Infant statistic data from North Carolina
Description
Individual-level infant mortality data on 20000 randomly selected births of female babies in the U.S. state of North Carolina, in 2008, together with polygons describing the county shapes.
Usage
data(infants)
data(NC.polys)
Format
infants
is a 20000 row data frame with the following columns:
- county
Number code identifying North Carolina county in which birth occurred, and matching
names(NC.polys)
. It can take 100 possible values.- age
Age of mother.
- wksgest
Completed weeks of gestation.
- marital
Equal to 1 if married, and 0 otherwise.
- grams
Infant's birth weight.
- lbw
Equal to 1 if infant's birth weight < 2500 grams, and 0 otherwise.
- ethnicity
Four categories of ethnicity: White, Hispanic, Black, Other.
- educ
Education of mother: Primary, Secondary, Tertiary.
- smoke
Equal to 1 if smoker, and 0 otherwise.
- firstbirth
Equal to 1 if it was the mother's first birth, and 0 otherwise.
- ptb
Equal to 1 if completed weeks of gestation < 37.
NC.polys
contains the polygons defining the areas in the format described below.
Details
The data frame infants
relates to the counties whose boundaries are coded in NC.polys
.
NC.polys[[i]]
is a 2 column matrix, containing the vertices of the polygons defining the boundary of the ith
county. names(NC.polys)
matches infants$county
(order unimportant).
Source
The data were compiled by the North Carolina State Center for Health Statistics (https://schs.dph.ncdhhs.gov/).
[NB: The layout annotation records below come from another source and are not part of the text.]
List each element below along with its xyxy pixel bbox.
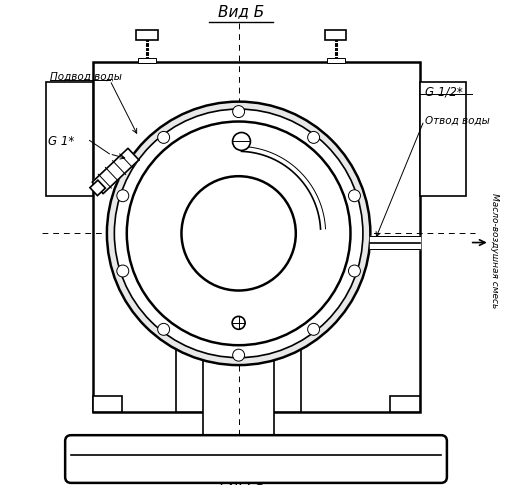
Bar [138, 58, 156, 63]
Circle shape [349, 190, 360, 202]
Circle shape [127, 122, 350, 345]
Circle shape [117, 190, 129, 202]
Circle shape [232, 132, 251, 150]
Bar [93, 396, 122, 412]
Polygon shape [370, 236, 420, 249]
Circle shape [114, 109, 363, 358]
Circle shape [307, 324, 319, 336]
Bar [327, 58, 345, 63]
Circle shape [158, 324, 170, 336]
Bar [136, 30, 158, 40]
Circle shape [233, 106, 245, 118]
Circle shape [107, 102, 370, 365]
Text: Подвод воды: Подвод воды [50, 72, 122, 82]
Bar [90, 180, 105, 196]
Circle shape [349, 265, 360, 277]
Circle shape [158, 132, 170, 143]
Bar [203, 348, 275, 455]
Text: G 1/2*: G 1/2* [425, 85, 463, 98]
Text: Вид Б: Вид Б [218, 4, 264, 20]
Circle shape [182, 176, 296, 290]
Circle shape [232, 316, 245, 330]
Circle shape [233, 349, 245, 361]
Bar [390, 396, 420, 412]
Text: Фиг. 3: Фиг. 3 [216, 474, 266, 488]
Circle shape [117, 265, 129, 277]
FancyBboxPatch shape [65, 435, 447, 483]
Text: Масло-воздушная смесь: Масло-воздушная смесь [490, 193, 499, 308]
Polygon shape [92, 148, 139, 194]
Bar [93, 62, 420, 412]
Circle shape [307, 132, 319, 143]
Bar [420, 82, 466, 196]
Bar [325, 30, 347, 40]
Text: Отвод воды: Отвод воды [425, 116, 490, 126]
Bar [46, 82, 93, 196]
Bar [176, 348, 301, 412]
Text: G 1*: G 1* [48, 135, 75, 148]
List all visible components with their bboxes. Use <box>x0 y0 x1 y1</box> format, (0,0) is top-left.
MEPS: Medical Expenditure Panel Survey (year 2012)
Description
Subsample of the 2012 MEPS data, collected and published by the U.S. Agency for Healthcare Research and Quality.
Usage
data(meps)
Format
meps
is a 10638 row data frame with the following columns:
- general
General health: 1 excellent, 2 very good, 3 good, 4 fair, 5 poor.
- mental
Mental health (as above).
- bmi
Body mass index.
- income
Income.
- age
Age.
- gender
Male 1, Female 0.
- ethnicity
1 white, 2 black, 3 native american, 4 others.
- education
Education in years.
- region
1 Northeast, 2 Midwest, 3 South, 4 West.
- hypertension
Equal to 1 if hypertension present and 0 otherwise.
- hyperlipidemia
Equal to 1 if hyperlipidemia present and 0 otherwise.
- dvisit
Number of doctor (physicians) visits.
- ndvisit
Number of non doctor visits (non-physician providers).
- dvexpend
Expenditure on doctor visits.
- ndvexpend
Expenditure on non doctor visits.
Source
https://meps.ahrq.gov
Civil war data
Description
Civil war data from Fearon and Laitin (2003).
Usage
data(war)
Format
war
is a 6326 row data frame with the following columns:
- onset
equal to 1 for all country-years in which a civil war started.
- instab
equal to 1 if unstable government.
- oil
equal to 1 for oil exporter country.
- cwar
equal to 1 if the country had a distinct civil war ongoing in the previous year.
- gdp
GDP per capita (measured as thousands of 1985 U.S. dollars) lagged one year.
- ncontig
equal to 1 for non-contiguous state.
- nwstate
equal to 1 for new state.
- lpop
log(population size).
- lmnt
log(mountainous).
- ethfrac
measure of ethnic fractionalization (calculated as the probability that two randomly drawn individuals from a country are not from the same ethnicity).
- relfrac
measure of religious fractionalisation.
- poldem
measure of political democracy (ranges from -10 to 10) lagged one year.
Source
Data are from:
Fearon J.D., Laitin D.D. (2003), Ethnicity, Insurgency, and Civil War. The American Political Science Review, 97, 75-90.